Nello studio scritto da due ricercatori italiani e pubblicato sul«Nature Scientific Reports» si evidenzia la presenza di rifiuti marini in esemplari della specie Pelagia noctiluca
La plastica nel mare? Si può trovare, oltre che nei pesci e nelle ostriche, anche nel corpo delle meduse. La (triste) scoperta è stata fatta da un gruppo di ricercatori italiani, che in uno studio pubblicato sulle colonne di «Nature Scientific Reports» ha evidenziato per la prima volta la presenza di rifiuti marini in esemplari di medusa della specie Pelagia noctiluca, diffusa nel Mar Mediterraneo. Lo studio, coordinato da Armando Macali (Università della Tuscia) ed Elisa Bergami (Università di Siena), è il primo a dimostrare che le meduse costituiscono un «target» della plastica in mare. La ricerca è stata condotta su campioni prelevati in uno specchio d’acqua limitrofo all’isola di Ponza, caratterizzato da un’area di accumulo di rifiuti marini formata dalla convergenza di correnti superficiali.

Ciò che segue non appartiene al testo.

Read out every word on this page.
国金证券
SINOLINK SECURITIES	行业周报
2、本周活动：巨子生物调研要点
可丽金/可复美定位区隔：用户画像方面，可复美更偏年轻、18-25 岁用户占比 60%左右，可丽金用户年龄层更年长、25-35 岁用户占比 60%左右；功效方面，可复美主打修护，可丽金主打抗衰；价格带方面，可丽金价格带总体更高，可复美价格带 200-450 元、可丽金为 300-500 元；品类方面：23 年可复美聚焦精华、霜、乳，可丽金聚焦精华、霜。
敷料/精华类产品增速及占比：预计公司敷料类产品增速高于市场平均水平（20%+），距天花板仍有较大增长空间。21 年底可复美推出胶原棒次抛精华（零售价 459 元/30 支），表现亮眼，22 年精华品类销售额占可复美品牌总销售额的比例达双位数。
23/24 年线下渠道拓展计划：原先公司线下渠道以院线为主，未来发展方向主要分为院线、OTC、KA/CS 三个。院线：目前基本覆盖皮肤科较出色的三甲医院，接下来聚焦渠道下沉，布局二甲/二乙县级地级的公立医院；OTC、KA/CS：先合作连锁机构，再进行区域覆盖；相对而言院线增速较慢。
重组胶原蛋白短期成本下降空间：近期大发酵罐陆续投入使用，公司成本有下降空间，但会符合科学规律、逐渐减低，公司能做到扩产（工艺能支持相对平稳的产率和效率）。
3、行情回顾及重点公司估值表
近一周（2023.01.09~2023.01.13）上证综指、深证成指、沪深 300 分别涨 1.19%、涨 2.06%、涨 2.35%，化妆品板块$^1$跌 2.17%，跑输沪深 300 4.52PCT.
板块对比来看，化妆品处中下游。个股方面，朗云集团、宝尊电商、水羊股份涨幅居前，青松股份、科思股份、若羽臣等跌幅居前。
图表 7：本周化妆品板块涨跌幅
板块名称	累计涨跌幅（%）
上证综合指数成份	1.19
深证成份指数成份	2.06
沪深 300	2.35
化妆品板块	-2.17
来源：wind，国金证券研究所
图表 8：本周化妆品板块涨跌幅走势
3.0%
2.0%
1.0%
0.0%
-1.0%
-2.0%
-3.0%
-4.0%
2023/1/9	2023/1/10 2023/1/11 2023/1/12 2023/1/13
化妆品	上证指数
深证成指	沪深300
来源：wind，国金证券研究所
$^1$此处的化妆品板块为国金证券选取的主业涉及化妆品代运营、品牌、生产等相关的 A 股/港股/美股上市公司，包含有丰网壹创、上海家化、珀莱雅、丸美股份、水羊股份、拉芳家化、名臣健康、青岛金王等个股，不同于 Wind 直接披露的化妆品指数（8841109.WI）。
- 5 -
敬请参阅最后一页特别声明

DALLE MEDUSE FINO ALLO SPADA E AL TONNO – La scoperta è considerata preoccupante in ragione della posizione che le meduse occupano nella catena trofica marina. Questi cnidari formano infatti una parte considerevole della dieta dei grandi vertebrati, quali tartarughe marine e pesci, comprese anche specie rilevanti dal punto di vista commerciale: come tonno e pesce spada. Sulla base di quanto osservato, non si può escludere dunque che le medusa rappresentino un importante veicolo della plastica (e di altri rifiuti) verso il corpo di pesci che poi finiscono sulle nostre tavole. Il campione preso in esame nello studio, per quanto ridotto, rappresenta comunque un punto di partenza per avviare attività di monitoraggio e per comprendere i meccanismi di interazione delle plastiche con questi invertebrati marini e i loro potenziali effetti negativi. Durante le attività subacquee, i ricercatori hanno osservato diverse meduse che interagivano con i rifiuti marini presenti in sospensione. La raccolta e analisi di alcuni esemplari di meduse ha confermato la presenza di frammenti di natura sintetica all’interno delle loro cavità gastrovascolari. Tale evidenza ha permesso di ipotizzare la capacità delle meduse di ingerire rifiuti plastici marini, probabilmente riconoscendoli come prede a causa delle proprietà chimico-fisiche intrinseche delle plastiche. La caratterizzazione dei frammenti plastici trovati nel corpo dalle meduse mediante spettroscopia ha permesso l’identificazione univoca di due frammenti di plastica costituiti da polietilene ad alta densità e polietilene contenente un ritardante di fiamma, oltre a un terzo frammento di vernice a base di zinco.
A RISCHIO L’INTERO ECOSISTEMA – L’accumulo dei rifiuti marini, in particolare delle plastiche, nei mari e negli oceani di tutto il mondo è stato documentato dagli anni ‘70 e recentemente identificato come una delle più gravi forme di inquinamento a livello globale. In mare, i grandi frammenti di plastica, noti come macroplastiche se di dimensioni superiori al centrimetro, possono rappresentare un pericolo per molti animali marini. Questi infatti possono ingerirli e morire subito dopo per soffocamento, annegamento o per l’insorgenza di diverse disfunzioni alimentari. Diverse specie di organismi sono minacciate dalla presenza delle plastiche ma, fino a oggi, la maggior parte degli studi era stata effettuata su pesci, tartarughe e uccelli marini. Adesso la triste scoperta riguardante le meduse: l’ultima specie a infoltire l’elenco delle vittime della sciatteria del genere umano.